- Born: Richard S. Johnson 25 February 1953 (age 73) Chicago, Illinois, U.S.
- Known for: Painter/Illustrator
- Movement: Impressionism
- Awards: Honorable Mention, 2005 Salon International, International Museum of Contemporary Masters of Fine Art, Greenhouse Gallery, San Antonio, TX 2003 Award of Excellence, Oil Painters of America, Midwest Regional Juried Exhibition, Hilligoss Gallery, Chicago IL 2003 People's Choice Award, Salon International, International Museum of Contemporary Masters of Fine Art, Greenhouse Gallery, San Antonio, TX 1998 Winner, Janet Ross Commemorative Award for landscapes, The National Oil and Acrylic Painters Society 1997 Winner, ARTemis Award, Romance Writers of America

= Richard S. Johnson (artist) =

American painter (born 1953)

Richard S. Johnson (born February 25, 1953) is an American contemporary painter based in Chicago, Illinois.

== Biography ==
Johnson was born in Chicago to a family of artists. While still in primary school, Johnson was accepted as a scholar to the Art Institute of Chicago. A graduate of the American Academy of Art, he embarked on a career as an illustrator.

== Influences ==
Johnson is heavily influenced by Charles Dana Gibson, N.C. Wyeth, and John Singer Sargent, whose books he read as a child.

== Style ==
Johnson's style has been regarded as having the technical excellence of Pre-Raphaelite romanticism mixed with contemporary expressionism and abstraction.

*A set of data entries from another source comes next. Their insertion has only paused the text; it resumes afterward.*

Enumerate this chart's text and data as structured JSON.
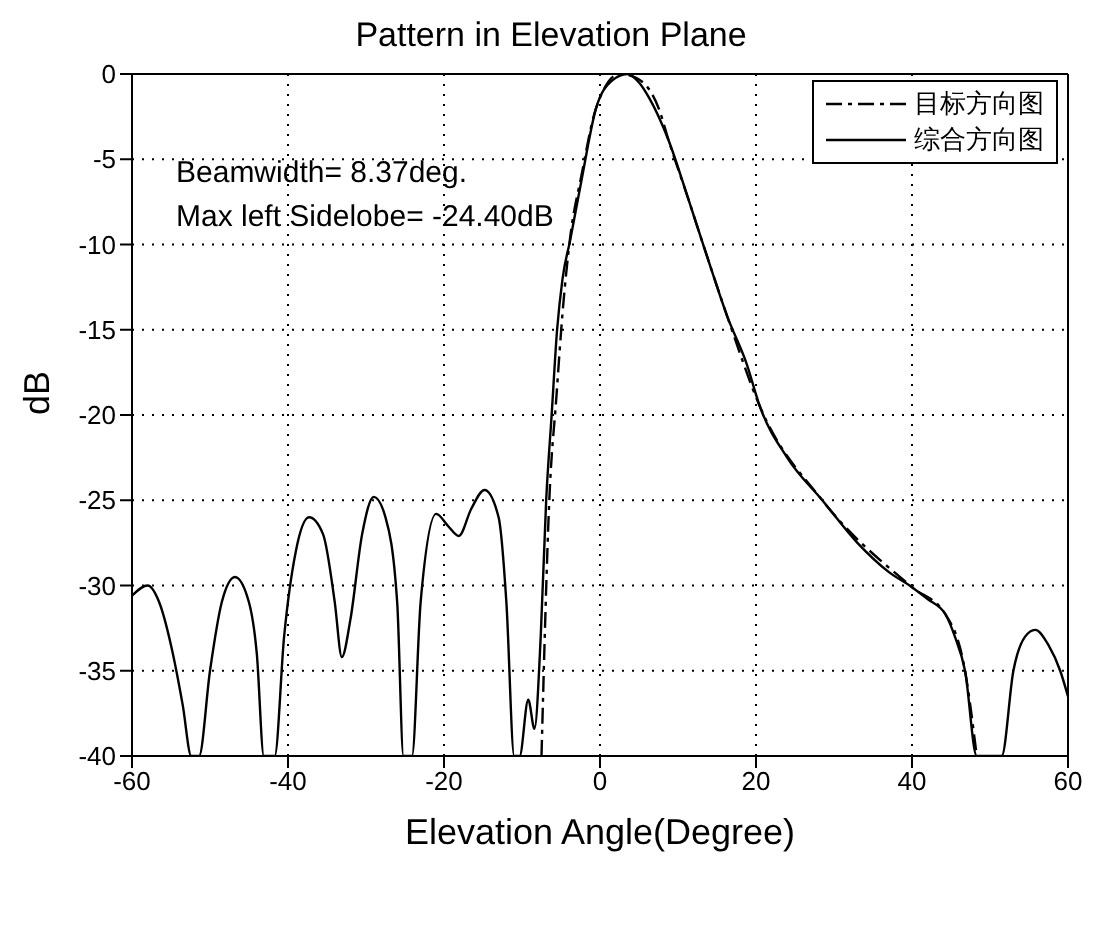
{
  "chart_data": {
    "type": "line",
    "title": "Pattern in Elevation Plane",
    "xlabel": "Elevation Angle(Degree)",
    "ylabel": "dB",
    "xlim": [
      -60,
      60
    ],
    "xticks": [
      -60,
      -40,
      -20,
      0,
      20,
      40,
      60
    ],
    "ylim": [
      -40,
      0
    ],
    "yticks": [
      -40,
      -35,
      -30,
      -25,
      -20,
      -15,
      -10,
      -5,
      0
    ],
    "grid": true,
    "legend": "top right",
    "marker": "none",
    "annotations": [
      "Beamwidth= 8.37deg.",
      "Max left Sidelobe= -24.40dB"
    ],
    "series": [
      {
        "name": "目标方向图",
        "color": "#000000",
        "line_style": "dashed",
        "x": [
          -7.5,
          -6.5,
          -5.6,
          -4.8,
          -3.8,
          -2.4,
          -0.5,
          2.5,
          4.5,
          7.6,
          8.8,
          11.3,
          13.8,
          16.3,
          20.5,
          28.5,
          40,
          44.3,
          46.8,
          48.3
        ],
        "values": [
          -40,
          -25,
          -19,
          -14,
          -9.5,
          -6,
          -2,
          0,
          -0.2,
          -2.1,
          -3.9,
          -7.3,
          -10.8,
          -14.2,
          -19.5,
          -25,
          -30.1,
          -31.7,
          -35,
          -40
        ]
      },
      {
        "name": "综合方向图",
        "color": "#000000",
        "line_style": "solid",
        "x": [
          -60,
          -58,
          -56.5,
          -55,
          -53.5,
          -52.4,
          -51.4,
          -50,
          -48.5,
          -46.8,
          -45,
          -44,
          -43.1,
          -41.7,
          -40.5,
          -39,
          -37.3,
          -35.5,
          -34,
          -33.1,
          -32,
          -30.5,
          -29,
          -27.5,
          -26,
          -25.2,
          -24.1,
          -23,
          -21,
          -19.5,
          -18.1,
          -16.5,
          -14.8,
          -13,
          -12,
          -11,
          -10.3,
          -9.2,
          -8.4,
          -7.6,
          -6.9,
          -6.2,
          -5.5,
          -4.8,
          -3.8,
          -2.4,
          -0.5,
          1.5,
          3.5,
          5,
          6.3,
          8.8,
          11.3,
          13.8,
          16.3,
          18.8,
          20.5,
          24,
          28.5,
          33,
          37,
          40,
          42,
          44.3,
          45.5,
          46.8,
          48.3,
          51.5,
          53,
          54.5,
          55.8,
          57.5,
          59,
          60
        ],
        "values": [
          -30.6,
          -30,
          -31,
          -33.5,
          -37,
          -40,
          -40,
          -35,
          -31,
          -29.5,
          -31,
          -34,
          -40,
          -40,
          -33,
          -28,
          -26,
          -27,
          -31,
          -34.2,
          -32,
          -27,
          -24.8,
          -26,
          -31,
          -40,
          -40,
          -31,
          -25.8,
          -26.5,
          -27.1,
          -25.5,
          -24.4,
          -26,
          -31,
          -40,
          -40,
          -36.7,
          -38.4,
          -33,
          -25,
          -20,
          -15,
          -12,
          -9.7,
          -6.3,
          -2,
          -0.4,
          0,
          -0.5,
          -1.4,
          -3.9,
          -7.3,
          -10.8,
          -14.2,
          -17,
          -19.5,
          -22.5,
          -25,
          -27.5,
          -29.2,
          -30.1,
          -30.8,
          -31.7,
          -33,
          -35,
          -40,
          -40,
          -35,
          -33,
          -32.6,
          -33.5,
          -35,
          -36.5
        ]
      }
    ]
  }
}
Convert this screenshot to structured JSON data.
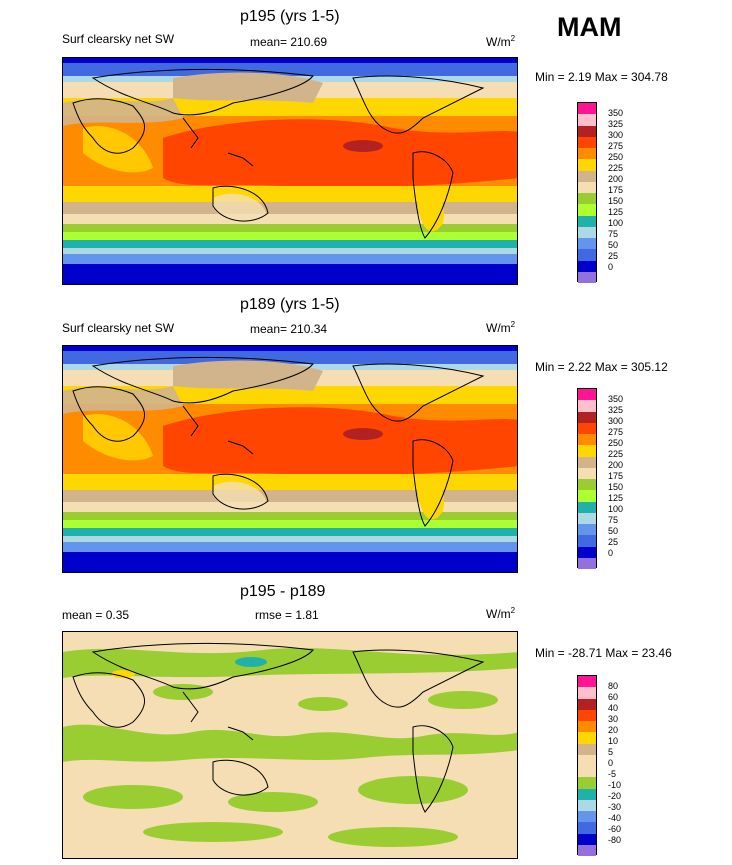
{
  "season": "MAM",
  "panels": [
    {
      "title": "p195 (yrs 1-5)",
      "left": "Surf clearsky net SW",
      "center": "mean= 210.69",
      "unit": "W/m",
      "unit_sup": "2",
      "minmax": "Min =   2.19 Max = 304.78",
      "colorbar_labels": [
        "350",
        "325",
        "300",
        "275",
        "250",
        "225",
        "200",
        "175",
        "150",
        "125",
        "100",
        "75",
        "50",
        "25",
        "0"
      ]
    },
    {
      "title": "p189 (yrs 1-5)",
      "left": "Surf clearsky net SW",
      "center": "mean= 210.34",
      "unit": "W/m",
      "unit_sup": "2",
      "minmax": "Min =   2.22 Max = 305.12",
      "colorbar_labels": [
        "350",
        "325",
        "300",
        "275",
        "250",
        "225",
        "200",
        "175",
        "150",
        "125",
        "100",
        "75",
        "50",
        "25",
        "0"
      ]
    },
    {
      "title": "p195 - p189",
      "left": "mean =   0.35",
      "center": "rmse =   1.81",
      "unit": "W/m",
      "unit_sup": "2",
      "minmax": "Min = -28.71 Max =  23.46",
      "colorbar_labels": [
        "80",
        "60",
        "40",
        "30",
        "20",
        "10",
        "5",
        "0",
        "-5",
        "-10",
        "-20",
        "-30",
        "-40",
        "-60",
        "-80"
      ]
    }
  ],
  "colors": {
    "field_scale": [
      "#ff1493",
      "#ffc0cb",
      "#b22222",
      "#ff4500",
      "#ff8c00",
      "#ffd700",
      "#d2b48c",
      "#f5deb3",
      "#9acd32",
      "#adff2f",
      "#20b2aa",
      "#add8e6",
      "#6495ed",
      "#4169e1",
      "#0000cd",
      "#9370db"
    ],
    "diff_scale": [
      "#ff1493",
      "#ffc0cb",
      "#b22222",
      "#ff4500",
      "#ff8c00",
      "#ffd700",
      "#d2b48c",
      "#f5deb3",
      "#f5deb3",
      "#9acd32",
      "#20b2aa",
      "#add8e6",
      "#6495ed",
      "#4169e1",
      "#0000cd",
      "#9370db"
    ]
  }
}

Johnson has also made portraits of historical personalities, such as former US president John F. Kennedy and former NASA administrator Richard H. Truly. His portrait of JFK now hangs at the John F. Kennedy Presidential Library and Museum in Boston, Massachusetts. He was also commissioned to create a commemorative painting honoring former US presidents. The painting is currently on display at the President's Council on Fitness, Sports, and Nutrition in Washington, D.C.